How New Technologies Can Change Investment Decision-Making?

Technology makes our lives easier and is changing the way people work tremendously. The same is applied for managers at investment firms like private equity, as they continuously seek better investment returns for clients.

The Internet, smartphones, satellites, and other electronic devices create tons of data every minute. This data is often collectively referred to as "big data".

Many investment firms including Private Equity have been trying to leverage Big Data, by incorporating cutting-edge technologies like Machine Learning, including NLP (Natural Language Processing), Computer Vision, to analyze the vast amount of data collected and discover the hidden insights for investment decision making.

As mentioned in the previous article, many private equity firms have been using these technologies to analyze traditional financial data and alternative data in the recent decade.

In this article, let’s examine the key factors on how to make the most effective use of these technologies within an investment process.

#1 - Technology needs to go hand-in-hand with human

Technology is critical to analyze the huge volume of data for real-time or near real-time insights, but human input is still needed to harness the power of technology.

For example, with machine learning technology, not only investment firms can take advantage of ML algorithms to quickly analyze multiple data inputs and generate insights, but also define the connections, and patterns of interactions between the multiple data inputs.

Yet, even though Big Data Tools and machine learning technology can impressively analyze huge volumes of data quickly, the success of the application still relies heavily on human skills and input to build and refine the models.

Many investment firms have built in-house teams of data scientists and machine learning engineers in recent years, through direct employment in the local market or offshore staff augmentation - in order to create and improve the applications of cutting-edge technology in their processes.

The team of data scientists and other engineers will work with business teams to build, calibrate, and train machine learning models to think and learn in the investment domain.

When developing machine learning techniques it is worth noting that investors are already aware of the market. Thus, ensuring that new data and technologies can add value to existing models is an important criterion to meet before project implementation. 

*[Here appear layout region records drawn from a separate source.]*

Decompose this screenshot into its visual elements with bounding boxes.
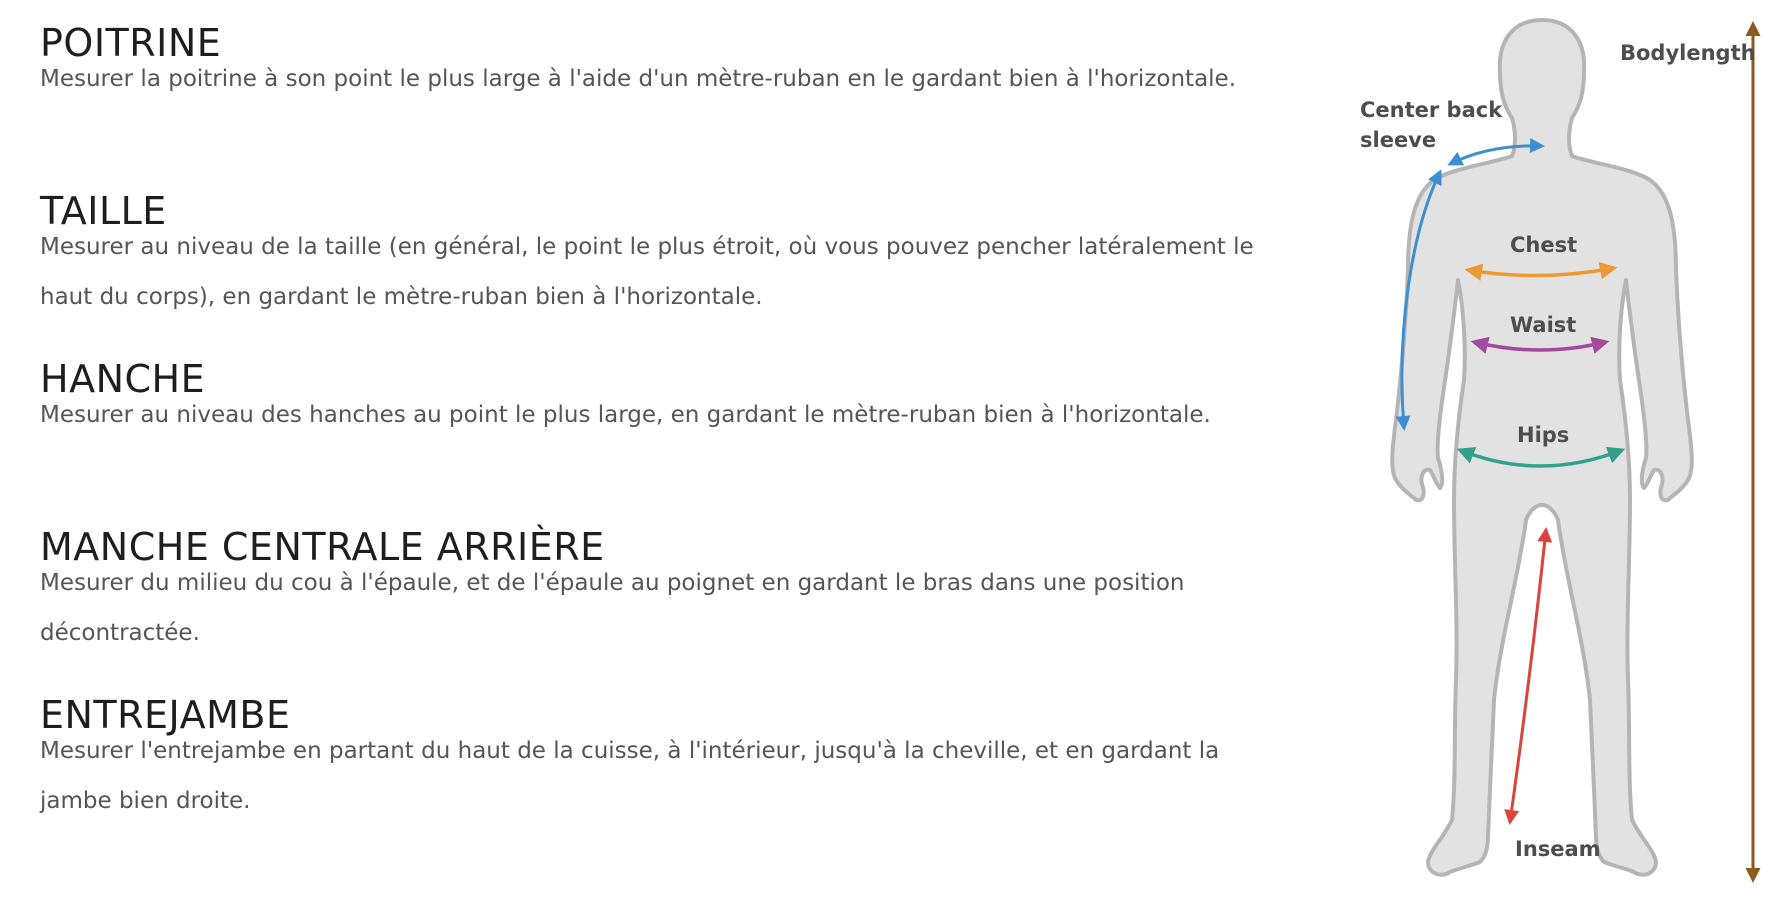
section-description: Mesurer l'entrejambe en partant du haut de la cuisse, à l'intérieur, jusqu'à la cheville, et en gardant la jambe bien droite. — [40, 738, 1220, 814]
body-measurement-figure — [1330, 0, 1776, 912]
section-title: TAILLE — [40, 189, 167, 233]
inseam-label: Inseam — [1515, 837, 1601, 861]
center-back-sleeve-label-line1: Center back — [1360, 98, 1503, 122]
section-description: Mesurer du milieu du cou à l'épaule, et de l'épaule au poignet en gardant le bras dans une position décontractée. — [40, 570, 1185, 646]
section-waist — [40, 190, 1290, 358]
section-title: MANCHE CENTRALE ARRIÈRE — [40, 525, 605, 569]
section-title: ENTREJAMBE — [40, 693, 291, 737]
center-back-sleeve-label-line2: sleeve — [1360, 128, 1437, 152]
measurement-instructions — [40, 22, 1290, 862]
hips-label: Hips — [1517, 423, 1570, 447]
section-title: HANCHE — [40, 357, 206, 401]
section-title: POITRINE — [40, 21, 222, 65]
section-description: Mesurer la poitrine à son point le plus large à l'aide d'un mètre-ruban en le gardant bien à l'horizontale. — [40, 66, 1237, 92]
bodylength-label: Bodylength — [1620, 41, 1756, 65]
section-description: Mesurer au niveau de la taille (en général, le point le plus étroit, où vous pouvez pencher latéralement le haut du corps), en gardant le mètre-ruban bien à l'horizontale. — [40, 234, 1254, 310]
chest-label: Chest — [1510, 233, 1578, 257]
section-description: Mesurer au niveau des hanches au point le plus large, en gardant le mètre-ruban bien à l'horizontale. — [40, 402, 1211, 428]
section-chest — [40, 22, 1290, 190]
section-center-back-sleeve — [40, 526, 1290, 694]
section-hips — [40, 358, 1290, 526]
section-inseam — [40, 694, 1290, 862]
waist-label: Waist — [1510, 313, 1577, 337]
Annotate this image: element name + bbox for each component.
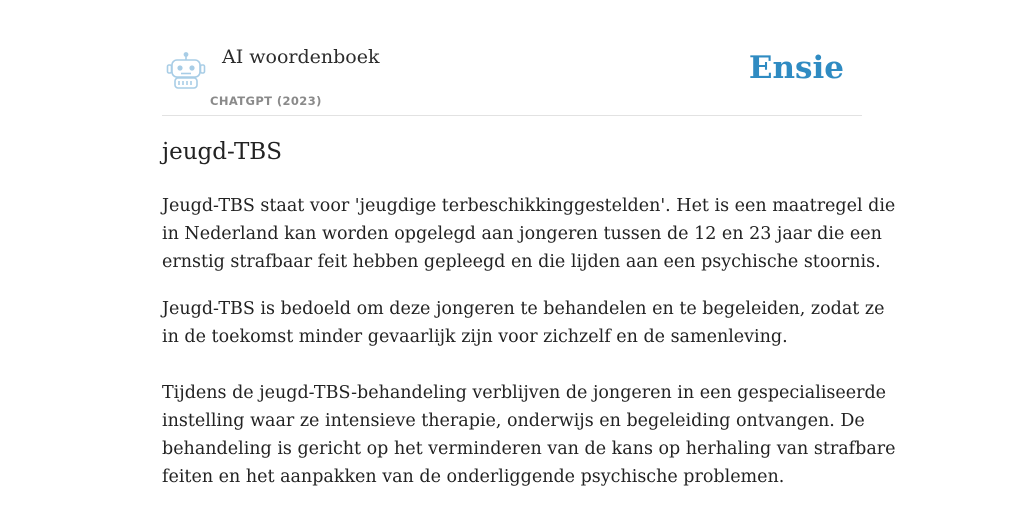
entry-term: jeugd-TBS: [162, 139, 282, 165]
definition-line: feiten en het aanpakken van de onderliggende psychische problemen.: [162, 467, 785, 487]
brand-logo[interactable]: Ensie: [748, 50, 844, 86]
definition-line: in de toekomst minder gevaarlijk zijn voor zichzelf en de samenleving.: [162, 327, 788, 347]
definition-line: Jeugd-TBS is bedoeld om deze jongeren te behandelen en te begeleiden, zodat ze: [162, 299, 885, 319]
definition-line: Jeugd-TBS staat voor 'jeugdige terbeschikkinggestelden'. Het is een maatregel die: [162, 196, 896, 216]
entry-definition: [162, 192, 896, 491]
source-header: [162, 40, 862, 116]
paragraph-spacer: [162, 351, 862, 379]
source-title[interactable]: AI woordenboek: [222, 46, 380, 68]
definition-paragraph: [162, 192, 896, 276]
robot-icon: [166, 52, 206, 90]
definition-paragraph: [162, 295, 885, 351]
definition-line: in Nederland kan worden opgelegd aan jongeren tussen de 12 en 23 jaar die een: [162, 224, 882, 244]
definition-line: Tijdens de jeugd-TBS-behandeling verblijven de jongeren in een gespecialiseerde: [162, 383, 887, 403]
definition-line: ernstig strafbaar feit hebben gepleegd en die lijden aan een psychische stoornis.: [162, 252, 881, 272]
definition-line: instelling waar ze intensieve therapie, onderwijs en begeleiding ontvangen. De: [162, 411, 865, 431]
definition-paragraph: [162, 379, 896, 491]
definition-line: behandeling is gericht op het verminderen van de kans op herhaling van strafbare: [162, 439, 896, 459]
source-meta: CHATGPT (2023): [210, 94, 322, 108]
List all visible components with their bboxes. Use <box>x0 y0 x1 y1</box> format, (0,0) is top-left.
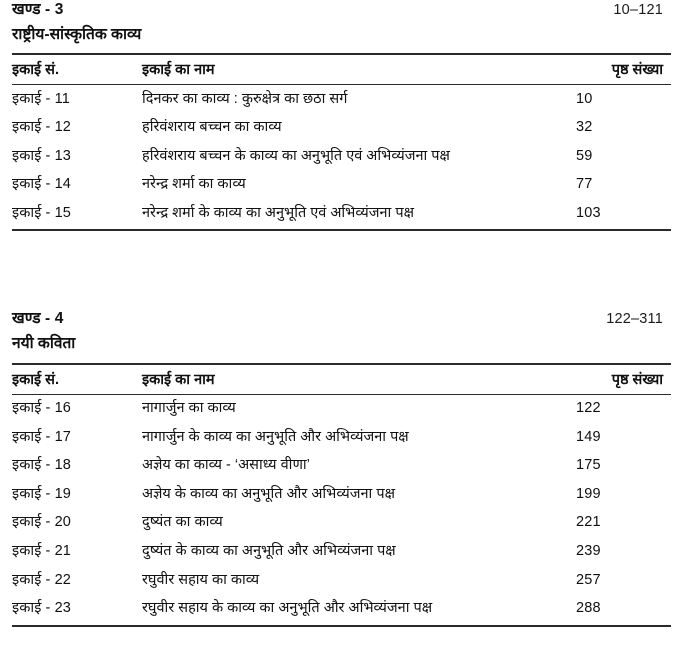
cell-unit-name: दुष्यंत का काव्य <box>142 514 223 531</box>
section-khand-label: खण्ड - 3 <box>12 1 64 18</box>
table-row <box>12 199 671 230</box>
table-header-row-group <box>12 54 671 85</box>
cell-unit-no: इकाई - 18 <box>12 457 71 474</box>
table-row <box>12 85 671 114</box>
section-title: राष्ट्रीय-सांस्कृतिक काव्य <box>12 25 142 43</box>
toc-table-khand-3 <box>12 53 671 231</box>
table-row <box>12 452 671 481</box>
table-row <box>12 171 671 200</box>
cell-page-no: 77 <box>576 176 593 193</box>
cell-unit-no: इकाई - 11 <box>12 90 70 107</box>
table-body <box>12 394 671 626</box>
cell-page-no: 10 <box>576 90 593 107</box>
cell-page-no: 199 <box>576 485 601 502</box>
column-header-unit-name: इकाई का नाम <box>142 364 576 395</box>
column-header-unit-name: इकाई का नाम <box>142 54 576 85</box>
table-row <box>12 394 671 423</box>
section-page-range: 122–311 <box>606 311 663 328</box>
cell-unit-name: दिनकर का काव्य : कुरुक्षेत्र का छठा सर्ग <box>142 90 348 107</box>
section-page-range: 10–121 <box>613 2 663 18</box>
column-header-page-no: पृष्ठ संख्या <box>576 54 671 85</box>
cell-unit-name: रघुवीर सहाय का काव्य <box>142 571 260 588</box>
cell-unit-name: अज्ञेय का काव्य - ‘असाध्य वीणा’ <box>142 457 310 474</box>
cell-page-no: 257 <box>576 571 601 588</box>
cell-unit-no: इकाई - 13 <box>12 147 71 164</box>
cell-unit-name: हरिवंशराय बच्चन के काव्य का अनुभूति एवं अभिव्यंजना पक्ष <box>142 147 450 164</box>
cell-page-no: 122 <box>576 400 601 417</box>
table-row <box>12 142 671 171</box>
cell-unit-no: इकाई - 19 <box>12 485 71 502</box>
table-row <box>12 595 671 626</box>
cell-unit-no: इकाई - 16 <box>12 400 71 417</box>
cell-unit-no: इकाई - 22 <box>12 571 71 588</box>
section-title: नयी कविता <box>12 335 76 353</box>
cell-unit-no: इकाई - 20 <box>12 514 71 531</box>
table-header-row-group <box>12 364 671 395</box>
cell-page-no: 32 <box>576 119 593 136</box>
cell-page-no: 103 <box>576 199 671 230</box>
section-header-khand-3 <box>12 0 671 21</box>
table-row <box>12 566 671 595</box>
section-header-khand-4 <box>12 309 671 330</box>
cell-page-no: 239 <box>576 542 601 559</box>
cell-unit-no: इकाई - 23 <box>12 595 142 626</box>
cell-unit-name: हरिवंशराय बच्चन का काव्य <box>142 119 282 136</box>
table-header-row <box>12 364 671 395</box>
cell-unit-no: इकाई - 17 <box>12 428 71 445</box>
cell-page-no: 175 <box>576 457 601 474</box>
cell-unit-no: इकाई - 21 <box>12 542 71 559</box>
column-header-unit-no: इकाई सं. <box>12 364 142 395</box>
cell-page-no: 221 <box>576 514 601 531</box>
table-header-row <box>12 54 671 85</box>
cell-unit-name: नरेन्द्र शर्मा के काव्य का अनुभूति एवं अभिव्यंजना पक्ष <box>142 199 576 230</box>
cell-page-no: 149 <box>576 428 601 445</box>
cell-unit-name: नरेन्द्र शर्मा का काव्य <box>142 176 246 193</box>
table-row <box>12 480 671 509</box>
section-khand-label: खण्ड - 4 <box>12 310 64 328</box>
section-khand-4 <box>12 309 671 626</box>
cell-page-no: 59 <box>576 147 593 164</box>
table-row <box>12 114 671 143</box>
table-row <box>12 537 671 566</box>
cell-page-no: 288 <box>576 595 671 626</box>
column-header-unit-no: इकाई सं. <box>12 54 142 85</box>
toc-table-khand-4 <box>12 363 671 627</box>
cell-unit-no: इकाई - 12 <box>12 119 71 136</box>
table-row <box>12 423 671 452</box>
cell-unit-name: अज्ञेय के काव्य का अनुभूति और अभिव्यंजना पक्ष <box>142 485 395 502</box>
section-spacer <box>12 231 671 309</box>
section-khand-3 <box>12 0 671 231</box>
cell-unit-name: नागार्जुन के काव्य का अनुभूति और अभिव्यंजना पक्ष <box>142 428 409 445</box>
column-header-page-no: पृष्ठ संख्या <box>576 364 671 395</box>
cell-unit-no: इकाई - 14 <box>12 176 71 193</box>
cell-unit-name: नागार्जुन का काव्य <box>142 400 236 417</box>
cell-unit-no: इकाई - 15 <box>12 199 142 230</box>
cell-unit-name: दुष्यंत के काव्य का अनुभूति और अभिव्यंजना पक्ष <box>142 542 396 559</box>
cell-unit-name: रघुवीर सहाय के काव्य का अनुभूति और अभिव्यंजना पक्ष <box>142 595 576 626</box>
table-row <box>12 509 671 538</box>
table-body <box>12 85 671 231</box>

Therefore, the necessary skill includes not only the ability to create, utilize, and customize technology solutions but also to ask the right questions to validate hypotheses.


For example, an advanced model that applies only leading-edge technology that perceives only well-documented consumer behavior assumes an inefficient use of resources. In fact, we encourage the use of technology to reveal hidden information and insights that investment firms, like PE, know little about.

#2 - Use the “right” data and leverage data from multi-sources

Investment firms that look to leverage the powerful potential of Big Data need to consider incorporating a wide range of data when implementing their analytics strategy to enhance investment returns. This is because, in the new era of the digital economy, the global financial markets are increasingly becoming more complex, thus, the data generated can also be very noisy and unstructured.

It could be essential to consider as much data as possible to find out which could be the most valuable within the analysis process for investment decision-making.

Many firms have invested significantly in the acquisition of data. As a matter of fact, many firms have tried new broad sets of data for advanced analytics in recent years.

However, data sitting alone in silos will not turn into actionable insights. Advanced analytics is required to turn raw data into insights.

Still, it's equally important to properly utilize the huge volume of data collected and use the derived information to enhance investment decision-making.

Moreover, the data collected must be tested for its quality and supplemented to build an evaluation and/or forecasting model. When investment firms incorporate a new dataset, it should be cleaned and run through a series of statistical tests to gauge the value of the information it provides.

In the developed nations like the US and Western Europe where technologies are advanced, there are many opportunities to find new useful data thanks to the plethora of digital devices and systems available. Yet, this does not mean that new data is always compatible or additive to existing models. What needs can be done is to try and find out - even if not successful, so that the new ideas can always be applied for subsequent, future projects.

Even though the right kind of data is found, it is somewhat unlikely that one single dataset will generate the needed insights. Fortunately, there are additional data sources that can be leveraged to analyze and derive the needed insights.

For example, in the retail industry, by applying data science and analytics with algorithms exploring the relationship between different data elements, retailers can produce insights into customer behavior, in-store, and online sales performance. 

Thus, it’s critical that investment firms using multiple data sources to validate different analytics results, in answering the same investment hypothesis, which can sharply enhance the quality of the evaluation model.

Furthermore, the use of end-consumer data requires a strict process and framework to ensure privacy regulations are fully complied with and protect individual privacy.


Investment firms should have a strong set of compliance rules to adhere to when implementing data analytics. A proper methodology is to use mostly aggregated and anonymized data to prevent accessing personally identifiable information.